“The most hated rally of all time.”
That is what I’ve been hearing lately, and no wonder so many are frustrated by missing out on the recent market upside. When a “wall of worry” is up and doubt has crept in, it is common to see the market move without the majority of the crowd. Of course, it cuts both ways. When the crowd is “all in” (like in 1999 and 2000), the markets are ripe to be hammered.
Yet, this current bull rally that started post-Brexit has technicians quite curious and fundamentalists dumbfounded. While the worry of high prices confounds the experts and the endless need to predict “the end” by some naysayers remains in place, price action continues to impress after the surge in July to new, all-time highs.
And that leads us to ask: Is the market overvalued? Why does price keep getting stronger when “it is not supposed to?”
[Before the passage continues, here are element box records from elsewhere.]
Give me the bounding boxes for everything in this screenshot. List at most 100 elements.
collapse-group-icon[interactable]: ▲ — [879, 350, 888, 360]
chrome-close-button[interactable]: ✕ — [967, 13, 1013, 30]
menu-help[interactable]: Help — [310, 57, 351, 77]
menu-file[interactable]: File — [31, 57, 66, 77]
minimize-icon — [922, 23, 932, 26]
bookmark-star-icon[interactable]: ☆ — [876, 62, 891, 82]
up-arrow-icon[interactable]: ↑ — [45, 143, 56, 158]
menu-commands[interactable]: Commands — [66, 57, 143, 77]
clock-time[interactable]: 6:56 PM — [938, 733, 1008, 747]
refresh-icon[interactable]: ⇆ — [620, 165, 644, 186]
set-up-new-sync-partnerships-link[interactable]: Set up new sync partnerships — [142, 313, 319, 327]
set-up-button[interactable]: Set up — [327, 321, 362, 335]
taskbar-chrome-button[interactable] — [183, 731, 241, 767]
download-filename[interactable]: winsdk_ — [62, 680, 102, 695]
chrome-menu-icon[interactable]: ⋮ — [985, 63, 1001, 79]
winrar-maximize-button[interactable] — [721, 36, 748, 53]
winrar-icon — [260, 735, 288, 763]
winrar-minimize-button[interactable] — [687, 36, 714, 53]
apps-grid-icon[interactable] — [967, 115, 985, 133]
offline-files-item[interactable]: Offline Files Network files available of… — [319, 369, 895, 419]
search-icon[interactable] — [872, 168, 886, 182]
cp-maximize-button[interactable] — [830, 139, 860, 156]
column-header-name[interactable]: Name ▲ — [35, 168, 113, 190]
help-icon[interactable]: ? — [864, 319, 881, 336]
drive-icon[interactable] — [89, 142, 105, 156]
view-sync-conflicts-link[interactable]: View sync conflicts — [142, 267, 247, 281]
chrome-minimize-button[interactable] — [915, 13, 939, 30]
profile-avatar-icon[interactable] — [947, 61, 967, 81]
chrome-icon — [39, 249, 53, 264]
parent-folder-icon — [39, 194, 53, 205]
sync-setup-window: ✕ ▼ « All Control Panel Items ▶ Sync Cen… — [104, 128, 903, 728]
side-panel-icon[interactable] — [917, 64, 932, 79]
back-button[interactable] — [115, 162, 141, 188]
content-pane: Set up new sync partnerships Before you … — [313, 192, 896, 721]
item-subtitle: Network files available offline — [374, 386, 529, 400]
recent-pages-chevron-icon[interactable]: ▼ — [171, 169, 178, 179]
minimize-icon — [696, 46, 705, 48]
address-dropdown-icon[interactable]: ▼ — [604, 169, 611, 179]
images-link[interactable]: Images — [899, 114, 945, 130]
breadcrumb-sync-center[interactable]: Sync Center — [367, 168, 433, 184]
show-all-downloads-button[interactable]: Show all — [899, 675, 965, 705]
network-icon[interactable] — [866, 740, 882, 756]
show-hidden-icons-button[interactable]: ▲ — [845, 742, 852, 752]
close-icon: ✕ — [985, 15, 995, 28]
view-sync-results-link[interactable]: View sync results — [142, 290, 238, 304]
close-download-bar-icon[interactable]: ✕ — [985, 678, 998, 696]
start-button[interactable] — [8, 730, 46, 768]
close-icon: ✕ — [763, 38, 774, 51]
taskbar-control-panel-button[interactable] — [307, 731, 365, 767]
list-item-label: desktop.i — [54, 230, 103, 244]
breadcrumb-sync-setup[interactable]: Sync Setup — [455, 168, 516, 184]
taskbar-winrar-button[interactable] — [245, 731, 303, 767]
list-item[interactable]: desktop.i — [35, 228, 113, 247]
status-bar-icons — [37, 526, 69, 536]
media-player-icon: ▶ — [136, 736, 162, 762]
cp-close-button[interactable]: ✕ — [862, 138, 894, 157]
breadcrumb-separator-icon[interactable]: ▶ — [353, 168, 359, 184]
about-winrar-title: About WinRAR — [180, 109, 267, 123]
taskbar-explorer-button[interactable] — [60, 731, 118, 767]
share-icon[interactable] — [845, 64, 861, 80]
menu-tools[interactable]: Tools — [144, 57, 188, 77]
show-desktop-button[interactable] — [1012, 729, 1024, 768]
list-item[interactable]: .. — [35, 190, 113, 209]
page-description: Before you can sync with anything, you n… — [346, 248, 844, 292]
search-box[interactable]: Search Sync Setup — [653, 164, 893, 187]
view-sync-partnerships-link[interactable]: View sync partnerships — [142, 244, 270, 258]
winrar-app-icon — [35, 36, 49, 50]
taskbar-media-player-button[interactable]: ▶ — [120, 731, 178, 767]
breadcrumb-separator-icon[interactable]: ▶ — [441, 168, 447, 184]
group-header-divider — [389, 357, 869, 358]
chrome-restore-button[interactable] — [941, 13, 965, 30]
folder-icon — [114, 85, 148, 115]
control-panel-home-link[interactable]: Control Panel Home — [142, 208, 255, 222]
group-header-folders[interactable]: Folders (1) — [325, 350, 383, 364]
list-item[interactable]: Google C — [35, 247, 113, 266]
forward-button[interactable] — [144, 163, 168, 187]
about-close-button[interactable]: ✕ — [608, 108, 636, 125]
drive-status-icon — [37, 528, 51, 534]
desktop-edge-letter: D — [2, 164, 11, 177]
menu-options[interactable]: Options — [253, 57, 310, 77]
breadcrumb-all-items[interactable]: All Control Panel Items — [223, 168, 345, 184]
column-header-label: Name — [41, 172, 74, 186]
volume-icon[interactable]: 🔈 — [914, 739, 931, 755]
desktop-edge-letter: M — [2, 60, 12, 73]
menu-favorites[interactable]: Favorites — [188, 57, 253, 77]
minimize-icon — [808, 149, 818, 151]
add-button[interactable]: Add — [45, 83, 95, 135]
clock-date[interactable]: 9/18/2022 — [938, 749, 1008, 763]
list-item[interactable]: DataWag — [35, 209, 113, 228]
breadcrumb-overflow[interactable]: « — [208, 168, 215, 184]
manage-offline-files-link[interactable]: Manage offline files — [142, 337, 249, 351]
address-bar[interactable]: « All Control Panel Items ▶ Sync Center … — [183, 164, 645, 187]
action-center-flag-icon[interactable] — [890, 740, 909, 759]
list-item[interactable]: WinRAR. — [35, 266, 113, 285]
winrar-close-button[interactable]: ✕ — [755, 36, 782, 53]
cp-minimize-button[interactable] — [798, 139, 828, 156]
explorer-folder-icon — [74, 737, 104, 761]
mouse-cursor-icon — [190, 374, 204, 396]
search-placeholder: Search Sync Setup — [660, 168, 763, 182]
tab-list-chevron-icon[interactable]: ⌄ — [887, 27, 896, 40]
We must always respect price action no matter what other indicators are telling us, even if volume levels are weak.
Recently, some indicators like breadth, volume, put/call ratio, money flow and the McClellan Oscillator were flashing warning signs. Indeed, the indices did correct a bit when Q2 earnings reports started to slow down, Fed Chair Janet Yellen spoke at the Jackson Hole Conference, and the August jobs report was released. No doubt it was prudent to wait out these events, but price barely budged at all.
Meanwhile, we have heard from plenty of “dragon slayers” like Bill Gross, George Soros, Stan Druckenmiller and other bloviators that this market cannot continue to rise. However, these are opinions – not fact – that are based on a “feeling” or even something more devious (if you have a book to sell, you’ll say pretty much anything to spike sales).
No matter what, keep your eye on price action. Even with a negative backdrop, it will continue to produce higher prices (from a historical perspective).